As she tried to get her life back to normal following the procedure, Culwell’s birth mother realized something was wrong because her stomach continued to grow.

After returning to the doctor, it was determined that Culwell’s biological mother had been pregnant with twins. Culwell had a brother who was successfully aborted while she survived.

Her birth mother decided to go to Kansas to seek a late-term abortion, but doctors there determined the risk to her health was too great. Instead, Culwell’s grandparents took her birth mother to an adoption agency, where she stayed until Culwell was delivered at 30 weeks.

“When I was born, I weighed three pounds and two ounces, and I had a dislocated hip. So, in my mind, this is not what I expected to find out, but it’s almost like putting back together the pieces of the puzzle of my life story because we never knew what caused those complications,” she said.

“I survived something that was meant to take my life, but even bigger than that, my life was protected in spirit that day. … I don’t know why I survived […], and my twin didn’t. But I know God protected my life, and I was willing to forgive my birth mother and love her at that moment.”

Since finding out she is an abortion survivor, Culwell has endured some rough patches. But after giving birth to her own daughter, she developed a close relationship with her birth mother.

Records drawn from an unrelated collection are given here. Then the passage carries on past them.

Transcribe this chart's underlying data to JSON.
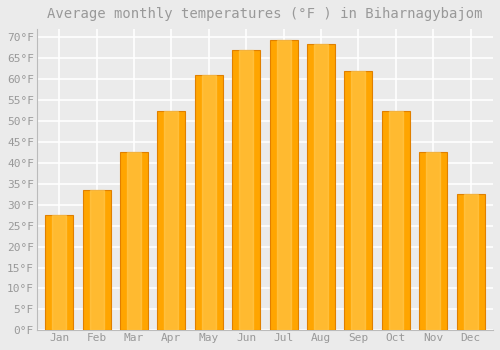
{
  "title": "Average monthly temperatures (°F ) in Biharnagybajom",
  "months": [
    "Jan",
    "Feb",
    "Mar",
    "Apr",
    "May",
    "Jun",
    "Jul",
    "Aug",
    "Sep",
    "Oct",
    "Nov",
    "Dec"
  ],
  "values": [
    27.5,
    33.5,
    42.5,
    52.5,
    61.0,
    67.0,
    69.5,
    68.5,
    62.0,
    52.5,
    42.5,
    32.5
  ],
  "bar_color_main": "#FFA500",
  "bar_color_light": "#FFD060",
  "bar_color_dark": "#E08000",
  "background_color": "#EBEBEB",
  "grid_color": "#FFFFFF",
  "ylim": [
    0,
    72
  ],
  "ytick_step": 5,
  "title_fontsize": 10,
  "tick_fontsize": 8,
  "font_color": "#999999",
  "bar_width": 0.75
}
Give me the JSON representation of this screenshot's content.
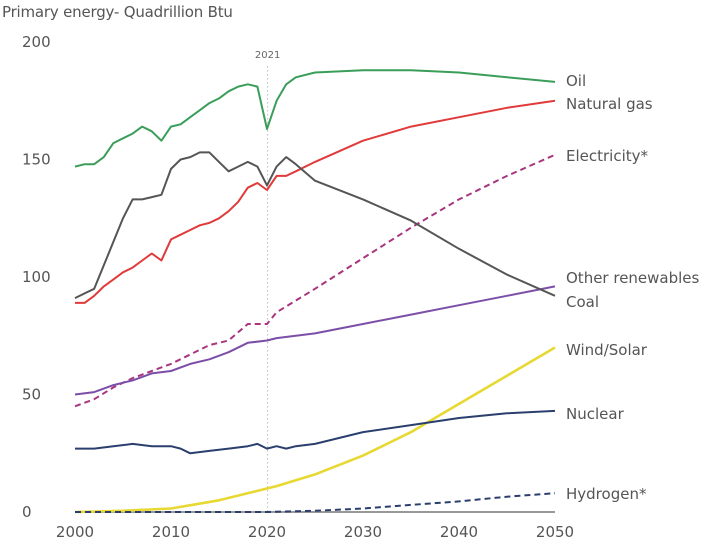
{
  "chart_data": {
    "type": "line",
    "title": "",
    "subtitle": "Primary energy- Quadrillion Btu",
    "xlabel": "",
    "ylabel": "Primary energy- Quadrillion Btu",
    "xlim": [
      2000,
      2050
    ],
    "ylim": [
      0,
      200
    ],
    "x_ticks": [
      2000,
      2010,
      2020,
      2030,
      2040,
      2050
    ],
    "y_ticks": [
      0,
      50,
      100,
      150,
      200
    ],
    "grid": false,
    "legend": "right-inline",
    "annotations": [
      {
        "label": "2021",
        "x": 2021,
        "style": "dotted-vertical-line"
      }
    ],
    "series": [
      {
        "name": "Oil",
        "color": "#3a9e5a",
        "dashed": false,
        "x": [
          2000,
          2001,
          2002,
          2003,
          2004,
          2005,
          2006,
          2007,
          2008,
          2009,
          2010,
          2011,
          2012,
          2013,
          2014,
          2015,
          2016,
          2017,
          2018,
          2019,
          2020,
          2021,
          2022,
          2023,
          2025,
          2030,
          2035,
          2040,
          2045,
          2050
        ],
        "values": [
          147,
          148,
          148,
          151,
          157,
          159,
          161,
          164,
          162,
          158,
          164,
          165,
          168,
          171,
          174,
          176,
          179,
          181,
          182,
          181,
          163,
          175,
          182,
          185,
          187,
          188,
          188,
          187,
          185,
          183
        ]
      },
      {
        "name": "Natural gas",
        "color": "#e03a3a",
        "dashed": false,
        "x": [
          2000,
          2001,
          2002,
          2003,
          2004,
          2005,
          2006,
          2007,
          2008,
          2009,
          2010,
          2011,
          2012,
          2013,
          2014,
          2015,
          2016,
          2017,
          2018,
          2019,
          2020,
          2021,
          2022,
          2023,
          2025,
          2030,
          2035,
          2040,
          2045,
          2050
        ],
        "values": [
          89,
          89,
          92,
          96,
          99,
          102,
          104,
          107,
          110,
          107,
          116,
          118,
          120,
          122,
          123,
          125,
          128,
          132,
          138,
          140,
          137,
          143,
          143,
          145,
          149,
          158,
          164,
          168,
          172,
          175
        ]
      },
      {
        "name": "Electricity*",
        "color": "#a8357e",
        "dashed": true,
        "x": [
          2000,
          2002,
          2004,
          2006,
          2008,
          2010,
          2012,
          2014,
          2016,
          2018,
          2020,
          2021,
          2025,
          2030,
          2035,
          2040,
          2045,
          2050
        ],
        "values": [
          45,
          48,
          53,
          57,
          60,
          63,
          67,
          71,
          73,
          80,
          80,
          85,
          95,
          108,
          121,
          133,
          143,
          152
        ]
      },
      {
        "name": "Other renewables",
        "color": "#7b4fa8",
        "dashed": false,
        "x": [
          2000,
          2002,
          2004,
          2006,
          2008,
          2010,
          2012,
          2014,
          2016,
          2018,
          2020,
          2021,
          2025,
          2030,
          2035,
          2040,
          2045,
          2050
        ],
        "values": [
          50,
          51,
          54,
          56,
          59,
          60,
          63,
          65,
          68,
          72,
          73,
          74,
          76,
          80,
          84,
          88,
          92,
          96
        ]
      },
      {
        "name": "Coal",
        "color": "#555555",
        "dashed": false,
        "x": [
          2000,
          2001,
          2002,
          2003,
          2004,
          2005,
          2006,
          2007,
          2008,
          2009,
          2010,
          2011,
          2012,
          2013,
          2014,
          2015,
          2016,
          2017,
          2018,
          2019,
          2020,
          2021,
          2022,
          2023,
          2025,
          2030,
          2035,
          2040,
          2045,
          2050
        ],
        "values": [
          91,
          93,
          95,
          105,
          115,
          125,
          133,
          133,
          134,
          135,
          146,
          150,
          151,
          153,
          153,
          149,
          145,
          147,
          149,
          147,
          139,
          147,
          151,
          148,
          141,
          133,
          124,
          112,
          101,
          92
        ]
      },
      {
        "name": "Wind/Solar",
        "color": "#e8d832",
        "dashed": false,
        "x": [
          2000,
          2005,
          2010,
          2015,
          2020,
          2021,
          2025,
          2030,
          2035,
          2040,
          2045,
          2050
        ],
        "values": [
          0,
          0.5,
          1.5,
          5,
          10,
          11,
          16,
          24,
          34,
          46,
          58,
          70
        ]
      },
      {
        "name": "Nuclear",
        "color": "#2b3f6e",
        "dashed": false,
        "x": [
          2000,
          2002,
          2004,
          2006,
          2008,
          2010,
          2011,
          2012,
          2014,
          2016,
          2018,
          2019,
          2020,
          2021,
          2022,
          2023,
          2025,
          2030,
          2035,
          2040,
          2045,
          2050
        ],
        "values": [
          27,
          27,
          28,
          29,
          28,
          28,
          27,
          25,
          26,
          27,
          28,
          29,
          27,
          28,
          27,
          28,
          29,
          34,
          37,
          40,
          42,
          43
        ]
      },
      {
        "name": "Hydrogen*",
        "color": "#2b3f6e",
        "dashed": true,
        "x": [
          2000,
          2010,
          2020,
          2025,
          2030,
          2035,
          2040,
          2045,
          2050
        ],
        "values": [
          0,
          0,
          0,
          0.5,
          1.5,
          3,
          4.5,
          6.5,
          8
        ]
      }
    ]
  }
}
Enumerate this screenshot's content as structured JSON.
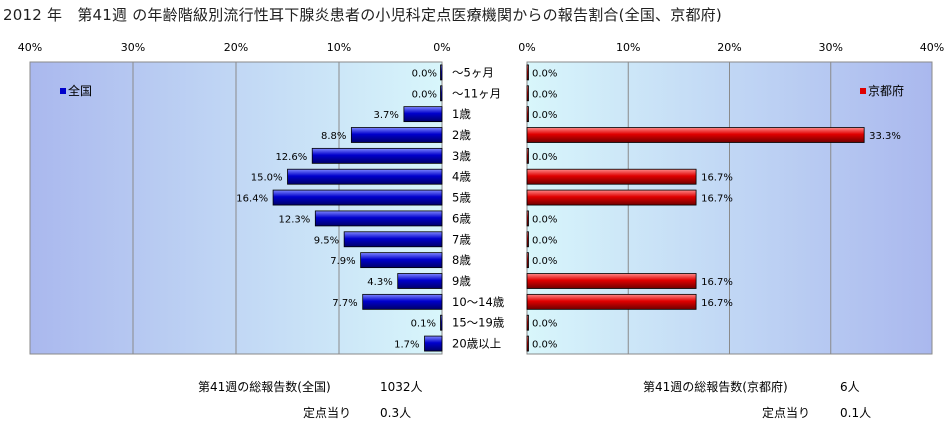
{
  "title": "2012 年　第41週 の年齢階級別流行性耳下腺炎患者の小児科定点医療機関からの報告割合(全国、京都府)",
  "chart_data": [
    {
      "type": "bar",
      "orientation": "horizontal",
      "direction": "right-to-left",
      "legend": "全国",
      "legend_position": "top-left",
      "color": "#0000cc",
      "xlim": [
        0,
        40
      ],
      "ticks": [
        "0%",
        "10%",
        "20%",
        "30%",
        "40%"
      ],
      "tick_values": [
        0,
        10,
        20,
        30,
        40
      ],
      "grid": true,
      "values": [
        0.0,
        0.0,
        3.7,
        8.8,
        12.6,
        15.0,
        16.4,
        12.3,
        9.5,
        7.9,
        4.3,
        7.7,
        0.1,
        1.7
      ],
      "labels": [
        "0.0%",
        "0.0%",
        "3.7%",
        "8.8%",
        "12.6%",
        "15.0%",
        "16.4%",
        "12.3%",
        "9.5%",
        "7.9%",
        "4.3%",
        "7.7%",
        "0.1%",
        "1.7%"
      ]
    },
    {
      "type": "bar",
      "orientation": "horizontal",
      "direction": "left-to-right",
      "legend": "京都府",
      "legend_position": "top-right",
      "color": "#e00000",
      "xlim": [
        0,
        40
      ],
      "ticks": [
        "0%",
        "10%",
        "20%",
        "30%",
        "40%"
      ],
      "tick_values": [
        0,
        10,
        20,
        30,
        40
      ],
      "grid": true,
      "values": [
        0.0,
        0.0,
        0.0,
        33.3,
        0.0,
        16.7,
        16.7,
        0.0,
        0.0,
        0.0,
        16.7,
        16.7,
        0.0,
        0.0
      ],
      "labels": [
        "0.0%",
        "0.0%",
        "0.0%",
        "33.3%",
        "0.0%",
        "16.7%",
        "16.7%",
        "0.0%",
        "0.0%",
        "0.0%",
        "16.7%",
        "16.7%",
        "0.0%",
        "0.0%"
      ]
    }
  ],
  "categories": [
    "～5ヶ月",
    "～11ヶ月",
    "1歳",
    "2歳",
    "3歳",
    "4歳",
    "5歳",
    "6歳",
    "7歳",
    "8歳",
    "9歳",
    "10～14歳",
    "15～19歳",
    "20歳以上"
  ],
  "footer": {
    "national_total_label": "第41週の総報告数(全国)",
    "national_total_value": "1032人",
    "national_per_label": "定点当り",
    "national_per_value": "0.3人",
    "kyoto_total_label": "第41週の総報告数(京都府)",
    "kyoto_total_value": "6人",
    "kyoto_per_label": "定点当り",
    "kyoto_per_value": "0.1人"
  }
}
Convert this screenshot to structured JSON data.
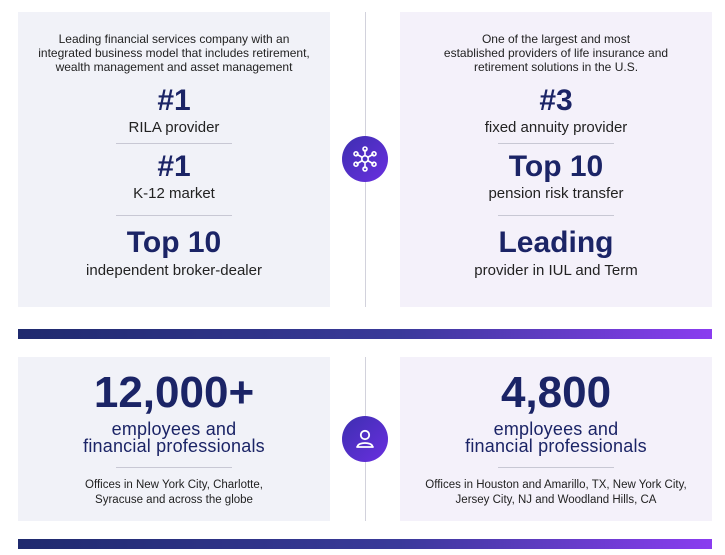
{
  "left_top": {
    "intro": [
      "Leading financial services company with an",
      "integrated business model that includes retirement,",
      "wealth management and asset management"
    ],
    "stats": [
      {
        "value": "#1",
        "label": "RILA provider"
      },
      {
        "value": "#1",
        "label": "K-12 market"
      },
      {
        "value": "Top 10",
        "label": "independent broker-dealer"
      }
    ]
  },
  "right_top": {
    "intro": [
      "One of the largest and most",
      "established providers of life insurance and",
      "retirement solutions in the U.S."
    ],
    "stats": [
      {
        "value": "#3",
        "label": "fixed annuity provider"
      },
      {
        "value": "Top 10",
        "label": "pension risk transfer"
      },
      {
        "value": "Leading",
        "label": "provider in IUL and Term"
      }
    ]
  },
  "left_bottom": {
    "value": "12,000+",
    "label": [
      "employees and",
      "financial professionals"
    ],
    "note": [
      "Offices in New York City, Charlotte,",
      "Syracuse and across the globe"
    ]
  },
  "right_bottom": {
    "value": "4,800",
    "label": [
      "employees and",
      "financial professionals"
    ],
    "note": [
      "Offices in Houston and Amarillo, TX, New York City,",
      "Jersey City, NJ and Woodland Hills, CA"
    ]
  },
  "icons": {
    "top_center": "network-hub-icon",
    "bottom_center": "person-icon"
  },
  "colors": {
    "navy": "#1b2466",
    "purple": "#6a2fe0"
  }
}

In fact, Claire’s birth mother found healing and forgiveness through her relationship with her granddaughter, as well as hearing stories of other abortion survivors and even former abortion clinic directors and doctors, according to Culwell.

Claire continues to tell her story and advocates for the Born Alive Abortion Survivors Protection Act.

“I’m a wife and a mother, and I have a successful career, and I enjoy my life,” she said. “I’m so grateful for my life and for the family that I have through adoption, and so I enjoy being able to share not only my humanity with people but also to be able to join with other people who have survived abortions like myself.”